Von Ulrike Burgwinkel |
    Die meisten Leute kommen, weil sie hier Fächer studieren können, die es zu Hause nicht gibt. Die isländische Sprache z.B.die Unterrichtssprache an der Uni. Wir haben eine ganz große Abteilung für ausländische Studierende, das Fach ist sehr beliebt. Und natürlich Erdkunde, vielleicht weil dieses Land ein lebendiges geologisches Labor ist.

    …meint Karitas Kvaran, Direktorin des Office of International Education an der Universität Reykjavik. Rund 7.000 Studenten sind hier eingeschrieben, davon 572 aus 63 fremden Ländern, an der Spitze stehen deutsche Studierende. Ganz so exotisch scheint ein Studium an der kleinen Uni hoch im Norden also doch nicht zu sein. Partnerschaften werden gern gesehen und entsprechend gefördert. Thomas Brinkmann studiert Geschichte und Erdkunde in Berlin

    Meine Uni hat eben eine Partnerschaft mit der Uni Island und ich hab mich einfach beworben.Ich dachte mir, Island ist ein wunderschönes Land und Erdkunde, da war schon immer mein besonderes Interesse Vulkane und Gletscher und was Besseres als Island gibt es nicht.

    Die grundständigen Kurse werden in englischer Sprache angeboten, aber für die fortgeschrittenen Studenten gilt es, Isländisch zu lernen

    Ich gebe zu, ich habe Probleme, die Sprache zu lernen, aber ich habe sofort gesagt : ich will die Sprache lernen und die Uni bietet tolle Kurse an.
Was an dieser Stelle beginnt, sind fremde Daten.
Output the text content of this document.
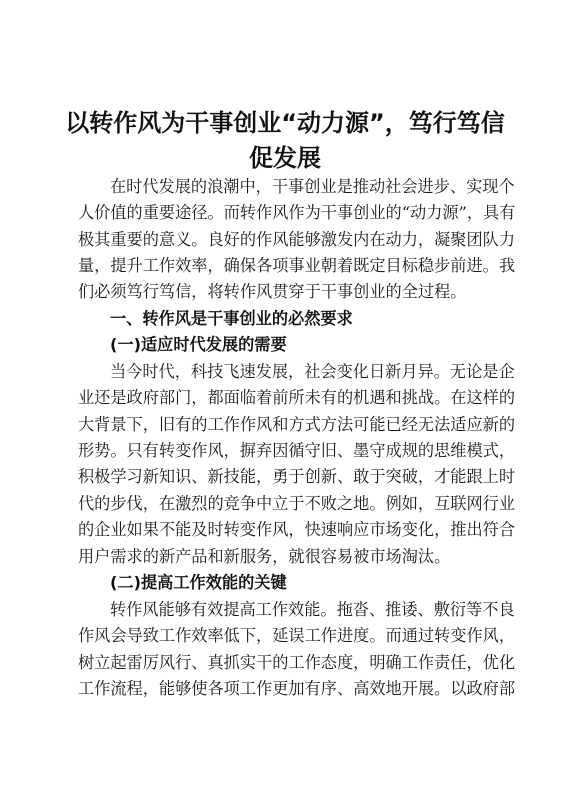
以转作风为干事创业“动力源”，笃行笃信
促发展

在时代发展的浪潮中，干事创业是推动社会进步、实现个

人价值的重要途径。而转作风作为干事创业的“动力源”，具有

极其重要的意义。良好的作风能够激发内在动力，凝聚团队力

量，提升工作效率，确保各项事业朝着既定目标稳步前进。我

们必须笃行笃信，将转作风贯穿于干事创业的全过程。

一、转作风是干事创业的必然要求
(一)适应时代发展的需要

当今时代，科技飞速发展，社会变化日新月异。无论是企

业还是政府部门，都面临着前所未有的机遇和挑战。在这样的

大背景下，旧有的工作作风和方式方法可能已经无法适应新的

形势。只有转变作风，摒弃因循守旧、墨守成规的思维模式，

积极学习新知识、新技能，勇于创新、敢于突破，才能跟上时

代的步伐，在激烈的竞争中立于不败之地。例如，互联网行业

的企业如果不能及时转变作风，快速响应市场变化，推出符合

用户需求的新产品和新服务，就很容易被市场淘汰。

(二)提高工作效能的关键

转作风能够有效提高工作效能。拖沓、推诿、敷衍等不良

作风会导致工作效率低下，延误工作进度。而通过转变作风，

树立起雷厉风行、真抓实干的工作态度，明确工作责任，优化

工作流程，能够使各项工作更加有序、高效地开展。以政府部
    Die Sprache der heutigen Isländer ist immer noch die gleiche, klassische, nordische Sprache des Mittelalters und so können die meisten Inselbewohner tatsächlich die "Edda" im Original lesen, nicht nur Literaturstudenten. Natur und Sprache sind zwei Gründe, die FÜR Island sprechen. Aber das sind noch längst nicht alle. Kleine Lerngruppen, intensive Betreuung, flache Hierarchien ein angenehmes Lernklima, nicht nur, weil man sich generell mit Vornamen anredet und duzt

    Ich find das ganz hervorragend im Vergleich zu Deutschland. Man kann wirklich immer zu den Profs kommen, es gibt keine Sprechzeiten. Man kommt einfach rein und sagt " ich hab das und das Problem" und wenn der Prof gerade am Telefon ist, sagt er " gut, ich ruf dich gleich zurück, da ist ein Student, der braucht meine Hilfe". Und dann helfen sie einem. Wirklich, das ist irre.

    "Irre" würde Pall Valdimarsson, Professor für Maschinenbau an der Uni Reykjavik, das nicht nennen, sondern "normal".

    Ich weiß nicht, ob man so was im Radio sagen darf, aber mein Kosename von den Studenten das ist " der alte Trottel", und das wird direkt zu mir gesagt. Ich würde das gerne an einer deutschen Uni sehen, dass die Studenten gemeinsam einen der Professoren " den alten Trottel" nennen würden. OK. das ist ganz liebevoll gemeint. Ich habe Autorität bei den Studenten und das habe ich aufbauen müssen.

    600 Jahre unter der dänischen Krone haben ihre Spuren hinterlassen, meint Pall Valdimarsson, Aristokratie und Autorität sind eigentlich verpönt. Hierarchie qua Amt gibt es nicht, und Autorität muss sich jeder selbst verschaffen.Die Studenten seien mehr oder weniger Arbeitskameraden, meint er, und nicht nur das

    Die Gruppen sind dermaßen klein, man wird mehr oder weniger mit den Studenten befreundet, man folgt die Karriere durch. Das ist Kontakt, wie er sein soll, und wenn man diesen Kontakt aufbaut, und die Studenten dieses Vertrauen haben, dann kann man erst wirklich auf Zack sein und unmögliche Sachen auf die Beine stellen. Und das machen wir auch. Wir haben sogar einen Bettelbrief von einer amerikanischen Uni namens Stanford bekommen, ob wir nicht noch mehr Studenten schicken konnten.

    Pall Valdimarsson war übrigens der erste isländische Student, der in Karlsruhe studiert hat, 1978.

    Ich ging dahin als ein Probekaninchen, um zu versuchen, wie es funktionierte. Das hieß für mich, mit meiner damaligen 4-jährigen Ingenieursausbildung, dass ich 13 Anerkennungsgespräche in Karlsruhe machen musste und basierend auf diesen Ergebnissen wurde dann so ein Kursuspaket definiert und das lief dann reibungslos, unbürokratisch und hat uns gesichert, dass Karlsruhe ist die zweitgrößte Ausbildung für isländische Ingenieure nach Kopenhagen weltweit.

    Also : keine Einbahnstraße! Auch wenn Island ein ungewöhnliches Austauschland ist und leider ein ziemlich teures dazu : allein wegen der Professoren, wie Pall Valdimarsson einer ist, kann EIN Semester auf der Insel mehr bedeuten als viele andere, woanders.